Ingkar Janji, Gubernur Jakarta Tunduk pada PP Pengupahan

Anies Umumkan UMP

Buruh.co, Jakarta – Gubernur DKI Jakarta dari partai oposisi Anies Baswedan menetapkan Upah Minimum Provinsi (UMP) Jakarta 2018 sesuai dengan Peraturan Pemerintah tentang Pengupahan 78/2015. Berdasarkan peraturan itu, UMP tahun depan di ibu kota hanya mencapai Rp 3.648.035.

Angka tersebut muncul sesuai dengan usulan pengusaha di Dewan Pengupahan dan Surat Edaran Menteri Tenaga Kerja yang memerintahkan kenaikan upah sebesar 8,71 persen. ““Kami tetapkan UMP untuk tahun 2018 sebesar Rp3.648.035 yang mana naik dari tahun lalu,” kata Anies di Balai Kota, Jakarta, Rabu (1/11) sebagaimana diberitakan CNN Indonesia. Pada 2017, UMP Jakarta adalah Rp 3,35 juta.
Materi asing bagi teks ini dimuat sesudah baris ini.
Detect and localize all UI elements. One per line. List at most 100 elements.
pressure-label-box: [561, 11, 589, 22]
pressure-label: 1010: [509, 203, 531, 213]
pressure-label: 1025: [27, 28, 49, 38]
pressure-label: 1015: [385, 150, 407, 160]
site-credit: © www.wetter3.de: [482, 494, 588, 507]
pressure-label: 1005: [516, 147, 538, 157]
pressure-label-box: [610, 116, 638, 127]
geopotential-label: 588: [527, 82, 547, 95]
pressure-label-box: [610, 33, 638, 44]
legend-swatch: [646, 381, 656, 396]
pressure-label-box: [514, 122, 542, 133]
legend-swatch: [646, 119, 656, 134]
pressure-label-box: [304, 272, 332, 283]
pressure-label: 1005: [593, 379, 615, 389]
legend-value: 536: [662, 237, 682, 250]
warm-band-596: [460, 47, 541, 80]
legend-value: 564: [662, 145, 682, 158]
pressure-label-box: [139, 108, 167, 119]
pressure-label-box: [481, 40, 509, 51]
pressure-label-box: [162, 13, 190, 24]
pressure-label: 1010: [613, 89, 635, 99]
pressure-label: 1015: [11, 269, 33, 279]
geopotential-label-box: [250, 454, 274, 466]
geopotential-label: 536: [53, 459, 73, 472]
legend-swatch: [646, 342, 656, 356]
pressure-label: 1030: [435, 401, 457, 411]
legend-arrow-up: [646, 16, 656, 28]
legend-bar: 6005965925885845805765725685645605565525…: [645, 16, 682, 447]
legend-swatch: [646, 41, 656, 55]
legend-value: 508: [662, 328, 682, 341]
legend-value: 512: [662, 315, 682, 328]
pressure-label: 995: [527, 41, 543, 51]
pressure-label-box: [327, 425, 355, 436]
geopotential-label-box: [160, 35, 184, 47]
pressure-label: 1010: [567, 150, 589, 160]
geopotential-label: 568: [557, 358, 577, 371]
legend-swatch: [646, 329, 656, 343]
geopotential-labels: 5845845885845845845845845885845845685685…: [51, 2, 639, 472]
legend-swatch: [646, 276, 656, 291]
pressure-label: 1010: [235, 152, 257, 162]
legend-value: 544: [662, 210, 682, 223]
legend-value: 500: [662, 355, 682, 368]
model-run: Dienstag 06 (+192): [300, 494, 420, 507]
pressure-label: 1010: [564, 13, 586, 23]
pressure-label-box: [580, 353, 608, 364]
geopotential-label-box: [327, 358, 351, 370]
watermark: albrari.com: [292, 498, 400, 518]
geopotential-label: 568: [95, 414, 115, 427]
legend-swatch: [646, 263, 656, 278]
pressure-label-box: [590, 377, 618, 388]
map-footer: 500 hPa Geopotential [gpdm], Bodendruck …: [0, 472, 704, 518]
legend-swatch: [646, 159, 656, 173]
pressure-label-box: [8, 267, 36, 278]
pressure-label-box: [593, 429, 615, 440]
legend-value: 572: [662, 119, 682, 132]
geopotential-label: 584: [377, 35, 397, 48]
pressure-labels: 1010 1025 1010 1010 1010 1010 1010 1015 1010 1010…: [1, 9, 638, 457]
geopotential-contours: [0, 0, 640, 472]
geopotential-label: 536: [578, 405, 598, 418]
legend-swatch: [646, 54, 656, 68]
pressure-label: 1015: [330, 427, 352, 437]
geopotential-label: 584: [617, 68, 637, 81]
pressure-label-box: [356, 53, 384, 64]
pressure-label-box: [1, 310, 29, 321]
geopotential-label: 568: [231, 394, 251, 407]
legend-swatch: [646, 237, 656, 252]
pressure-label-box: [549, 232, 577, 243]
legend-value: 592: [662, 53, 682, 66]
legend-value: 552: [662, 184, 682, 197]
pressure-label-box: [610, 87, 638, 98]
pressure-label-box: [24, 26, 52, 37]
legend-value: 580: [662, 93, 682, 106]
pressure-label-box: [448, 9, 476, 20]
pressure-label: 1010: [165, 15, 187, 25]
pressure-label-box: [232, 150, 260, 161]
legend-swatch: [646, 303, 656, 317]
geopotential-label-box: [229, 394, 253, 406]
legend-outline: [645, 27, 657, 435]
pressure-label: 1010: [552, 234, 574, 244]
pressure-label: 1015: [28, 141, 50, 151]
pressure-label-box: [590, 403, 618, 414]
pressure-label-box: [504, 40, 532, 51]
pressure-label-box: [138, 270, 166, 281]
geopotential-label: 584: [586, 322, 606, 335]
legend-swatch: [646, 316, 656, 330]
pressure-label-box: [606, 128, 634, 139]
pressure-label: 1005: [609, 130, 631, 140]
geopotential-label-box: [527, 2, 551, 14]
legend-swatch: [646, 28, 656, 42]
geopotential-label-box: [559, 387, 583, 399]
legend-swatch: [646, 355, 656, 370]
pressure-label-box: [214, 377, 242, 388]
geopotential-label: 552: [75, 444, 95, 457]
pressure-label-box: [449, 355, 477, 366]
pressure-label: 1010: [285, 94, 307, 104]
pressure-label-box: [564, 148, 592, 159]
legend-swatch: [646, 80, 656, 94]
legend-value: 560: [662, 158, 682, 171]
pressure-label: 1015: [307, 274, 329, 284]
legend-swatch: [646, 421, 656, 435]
Sebelumnya, serikat buruh mengajukan angka Rp 3,9 juta berdasarkan survey Komponen Hidup Layak (KHL) dan pertumbuhan ekonomi plus inflasi sebesar 8,71 persen. Salah satunya, biaya listrik diminta naik dari Rp 150 ribu per bulan menjadi Rp 300 ribu per bulan. Namun, pengusaha mengajukan usulan sesuai dengan PP Pengupahan.

Meskipun mengikuti pendapat pengusaha, Wakil Gubernur DKI Jakarta Sandiaga Uno mengklaim kenaikan UMP tersebut merupakan “jalan tengah” bagi semua pihak. Keputusan itu ia benarkan karena anggapan dunia usaha sedang melemah. “Kemarin kita ikhtiar, ingin sampaikan inovasi dan solusi baik untuk buruh dan juga dunia usaha yang sedang melemah ini,” kata Sandi sebagaimana dikutip dari detik.com.

Pada April 2017, 13 organisasi buruh dalam Koalisi Buruh Jakarta menyatakan dukungan pada Calon Wakil Gubernur Sandiaga Uno. Ketika masa kampanye itu, pengusaha itu menyebutkan ia tidak akan mengikuti rumusan PP Pengupahan agar setidaknya UMP Jakarta sama dengan Bekasi yang lebih tinggi.  “UMR perbedaannya dengan daerah penyangga, seperti Bekasi, memiliki UMR yang lebih tinggi. Ke depan kita sama-sama kolaborasi, tuntutannya kan disamakan. Padahal biaya hidup di Jakarta lebih tinggi. Ini perlu support dari dunia usaha,” tutur Sandi.